19 // The Politician’s Son
Andrew Giuliani; Age: 21 / Craig, Ben, Josh, Matt, Tagg Romney; Ages: 26, 29, 32, 36, 37
The person who could most easily torpedo the presidential campaign of America’s Mayor is not a former mistress or political insider; it’s Rudy Giuliani’s own estranged son, Andrew. Junior’s antics have been embarrassing the Rudester for over a decade. This spring, an angry Andrew revealed that he and his father had no relationship and announced that there was no way he’d work on Pop’s political campaign.

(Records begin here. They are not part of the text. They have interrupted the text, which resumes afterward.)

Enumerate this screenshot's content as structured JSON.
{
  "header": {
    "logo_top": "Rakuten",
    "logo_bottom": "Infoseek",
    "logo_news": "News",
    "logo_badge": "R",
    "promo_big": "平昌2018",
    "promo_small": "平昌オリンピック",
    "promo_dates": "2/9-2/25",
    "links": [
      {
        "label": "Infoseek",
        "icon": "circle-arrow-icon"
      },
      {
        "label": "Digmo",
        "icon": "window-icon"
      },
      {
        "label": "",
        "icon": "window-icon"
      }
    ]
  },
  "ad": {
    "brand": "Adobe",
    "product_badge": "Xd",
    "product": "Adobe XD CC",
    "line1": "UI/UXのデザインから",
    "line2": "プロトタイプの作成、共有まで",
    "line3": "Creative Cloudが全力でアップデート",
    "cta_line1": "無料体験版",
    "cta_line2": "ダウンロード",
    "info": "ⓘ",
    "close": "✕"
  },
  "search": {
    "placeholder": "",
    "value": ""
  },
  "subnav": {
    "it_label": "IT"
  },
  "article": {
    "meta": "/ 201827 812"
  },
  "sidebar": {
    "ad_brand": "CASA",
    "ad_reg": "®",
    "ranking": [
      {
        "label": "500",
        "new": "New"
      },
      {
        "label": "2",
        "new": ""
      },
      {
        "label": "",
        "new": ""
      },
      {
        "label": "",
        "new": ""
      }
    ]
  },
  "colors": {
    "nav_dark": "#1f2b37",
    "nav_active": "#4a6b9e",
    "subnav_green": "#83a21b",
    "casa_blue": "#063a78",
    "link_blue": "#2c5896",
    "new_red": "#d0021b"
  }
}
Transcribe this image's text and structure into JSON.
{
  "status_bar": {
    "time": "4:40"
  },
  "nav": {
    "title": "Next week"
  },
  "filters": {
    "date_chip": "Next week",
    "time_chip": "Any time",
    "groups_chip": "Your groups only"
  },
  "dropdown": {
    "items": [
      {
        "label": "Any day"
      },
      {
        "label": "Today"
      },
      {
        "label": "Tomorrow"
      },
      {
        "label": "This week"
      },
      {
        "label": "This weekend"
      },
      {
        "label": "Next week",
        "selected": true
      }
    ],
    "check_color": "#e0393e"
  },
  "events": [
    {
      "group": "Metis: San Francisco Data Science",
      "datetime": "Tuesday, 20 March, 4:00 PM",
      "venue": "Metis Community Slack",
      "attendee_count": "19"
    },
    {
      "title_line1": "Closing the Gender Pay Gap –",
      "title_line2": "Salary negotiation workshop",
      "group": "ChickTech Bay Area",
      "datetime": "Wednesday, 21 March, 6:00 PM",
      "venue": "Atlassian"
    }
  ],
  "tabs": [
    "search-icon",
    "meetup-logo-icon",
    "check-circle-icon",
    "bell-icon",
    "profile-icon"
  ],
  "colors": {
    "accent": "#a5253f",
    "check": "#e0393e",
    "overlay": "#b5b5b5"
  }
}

Now all it’ll take is one tearful “Daddy was a meanie” tête-à-tête with Diane Sawyer (his sister, Caroline, after all, has already shown herself to be an Obama girl on her Facebook page) and the “family values” voters will start smothering Mitt Romney in a coast-to-coast group hug. Which makes sense, because the seed-sowing Mormon has five strapping sons who love their daddy enough to slave away on his campaign.

20 // Ryan Seacrest
Age: 33 (Last Year’s Rank: 33)
Ryan Seacrest makes it all look effortless. He’s the 21st-century Casey Kasem and the meticulously groomed emcee of American Idolüthe affable foil to a surly Simon Cowell and a wacked-out Paula Abdul. But in reality, the telegenic host is a fierce workaholic who’s establishing himself as a dynamic Hollywood entrepreneur. He’s using the $21 million production deal he cut with the E! network to make calculated forays into reality TV (Keeping Up With the Kardashians), signing monster syndication deals for his American Top 40 program around the world and a two-hour entertainment-news show in the U.K., and even investing in slick restaurants. “He’s such a creative force in pop culture, just an absolute beast,” says Charlie Walk, president of Epic Records. “He’s Dick Clark, but much, much broader.” And with a much bigger plan for taking over the universe.